What do you do with two years of grief? How do you package it into a carefully wrapped birthday present? I have tried - and failed - to write this post for about a month. Everytime, I can't find the right words. I want to be inspirational and positive. I want to wish my little girl a happy birthday and I want to mean it. I want to feel better about February 25th than I did last year, but I don't.
I think it's natural to think of grief - and really all things in life - as linear. Everything has a starting point, an ending point, and a forward moving progression between them. Right? No! In reality, the only thing in life that is actually linear is time - and even that theory is simply still a theory. Nothing is linear. Nothing progresses from start to finish in a logical order. Relationships are intermingling paths that constantly criss-cross between intimacy and estrangement. Learning requires a back and forth weaving of information, interaction, and experience. Even career paths progress in tangles of work and opportunity that often double back on themselves and omit steps altogether. Life's start is birth and its finish is death, but the inbetween is anything but linear. I don't know why we keep putting this stipulation on grief of all things!

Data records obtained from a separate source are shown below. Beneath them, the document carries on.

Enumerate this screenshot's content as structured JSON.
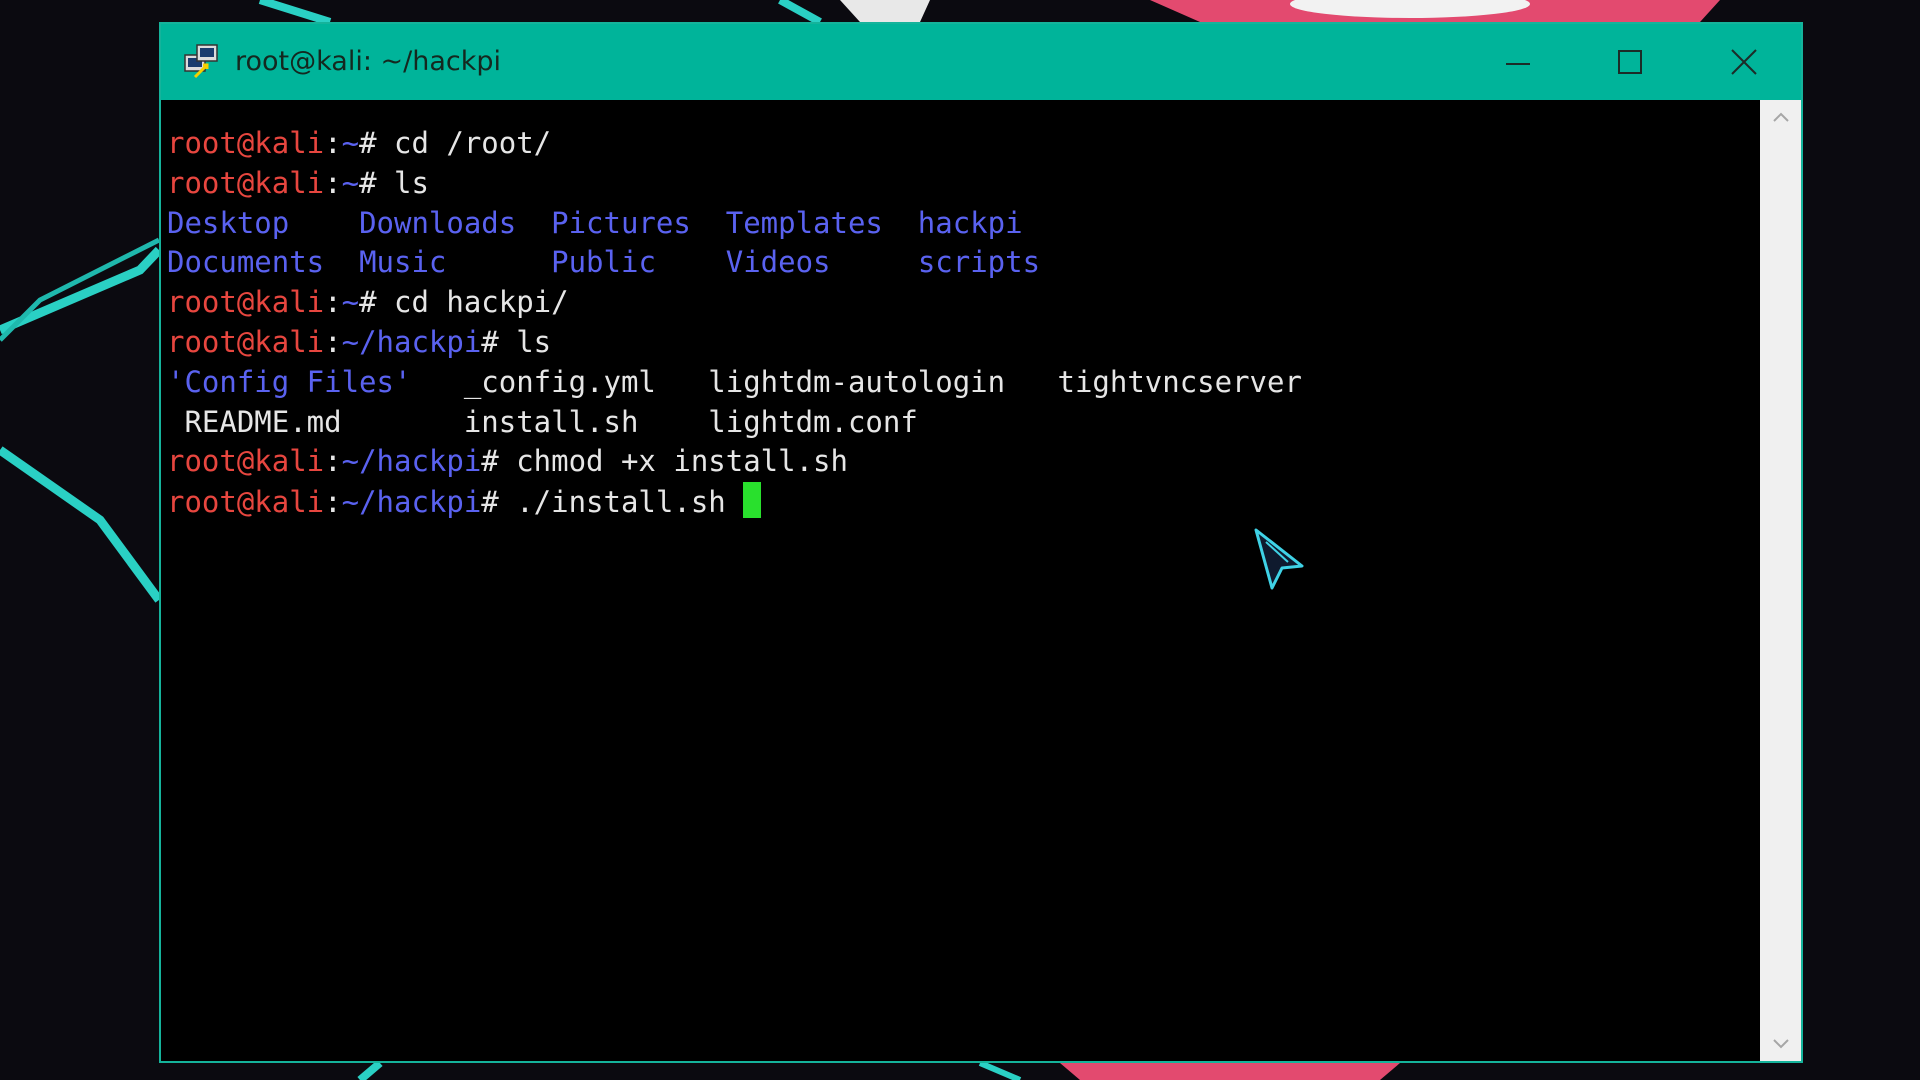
{
  "window": {
    "title": "root@kali: ~/hackpi"
  },
  "terminal": {
    "lines": [
      {
        "kind": "prompt",
        "user": "root@kali",
        "sep": ":",
        "path": "~",
        "hash": "# ",
        "cmd": "cd /root/"
      },
      {
        "kind": "prompt",
        "user": "root@kali",
        "sep": ":",
        "path": "~",
        "hash": "# ",
        "cmd": "ls"
      },
      {
        "kind": "ls",
        "cols": [
          "Desktop",
          "Downloads",
          "Pictures",
          "Templates",
          "hackpi"
        ]
      },
      {
        "kind": "ls",
        "cols": [
          "Documents",
          "Music",
          "Public",
          "Videos",
          "scripts"
        ]
      },
      {
        "kind": "prompt",
        "user": "root@kali",
        "sep": ":",
        "path": "~",
        "hash": "# ",
        "cmd": "cd hackpi/"
      },
      {
        "kind": "prompt",
        "user": "root@kali",
        "sep": ":",
        "path": "~/hackpi",
        "hash": "# ",
        "cmd": "ls"
      },
      {
        "kind": "ls",
        "cols": [
          "'Config Files'",
          "_config.yml",
          "lightdm-autologin",
          "tightvncserver"
        ]
      },
      {
        "kind": "ls",
        "cols": [
          " README.md",
          "install.sh",
          "lightdm.conf"
        ]
      },
      {
        "kind": "prompt",
        "user": "root@kali",
        "sep": ":",
        "path": "~/hackpi",
        "hash": "# ",
        "cmd": "chmod +x install.sh"
      },
      {
        "kind": "prompt",
        "user": "root@kali",
        "sep": ":",
        "path": "~/hackpi",
        "hash": "# ",
        "cmd": "./install.sh "
      }
    ]
  },
  "colors": {
    "titlebar": "#00b49a",
    "prompt_user": "#e7463f",
    "prompt_path": "#5a62f0",
    "directory": "#5a62f0",
    "text": "#e6e6e6",
    "cursor": "#29e02d"
  },
  "icons": {
    "app": "putty-icon",
    "minimize": "minimize-icon",
    "maximize": "maximize-icon",
    "close": "close-icon",
    "scroll_up": "chevron-up-icon",
    "scroll_down": "chevron-down-icon",
    "pointer": "mouse-pointer-icon"
  }
}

I think we need to stop thinking of life and all things in it as something to progress through and start thinking of it as something to simply experience. We have to stop putting judgements on ourselves and others regarding where we "should be" and just take time to focus on where we actually "are". We aren't ahead or behind. We don't need to slow down or catch up. This straight line we keep trying to keep ourselves attached to doesn't even exist. Life isn't a straight line. It's a jumbled and knotted string, and as we live it, we will return to the same point many times. We will skip over other pieces entirely. We will loop through and twist around. We will loosen knots in some places while tightening them in others. We will do all of these things in the order that makes sense to us. Sometimes, we may need help and other times, we might need to work through it on our own. But, however we decide to wade through our life is the right way, and someone who is frustrated with the way you have decided to untangle your string is simply trying to distract themselves from their own knots.
I'm tired of judging myself and of where I am "supposed to be" by now. I am tired of giving myself a hard time for still being sad sometimes. I'm tired of other people assuming they understand my knot when we clearly have different textured string. So, I'm done. I refuse to bend to the Linear Theory. This is where I am. This is the point in my string. I am untangling as best as I can just like everyone else.
Today is Kenley's birthday. She is two years old. Two! She's not a baby anymore. I don't even know how I am supposed to picture her. I am still completely devastated that she is not here to celebrate her birthday. I still cannot bring myself to "celebrate" this day where I make a cake and sing "Happy Birthday", and I am not going to let myself feel bad about that. I'm not going to spin myself into a cloud of self judgement because I have been made to feel that things should be different by now, that I should be different, that my grief should be different.
Happy Birthday, Kenley Evelyn.
"I'll love you forever. I'll like you for always. As long as I'm living, my baby you'll be."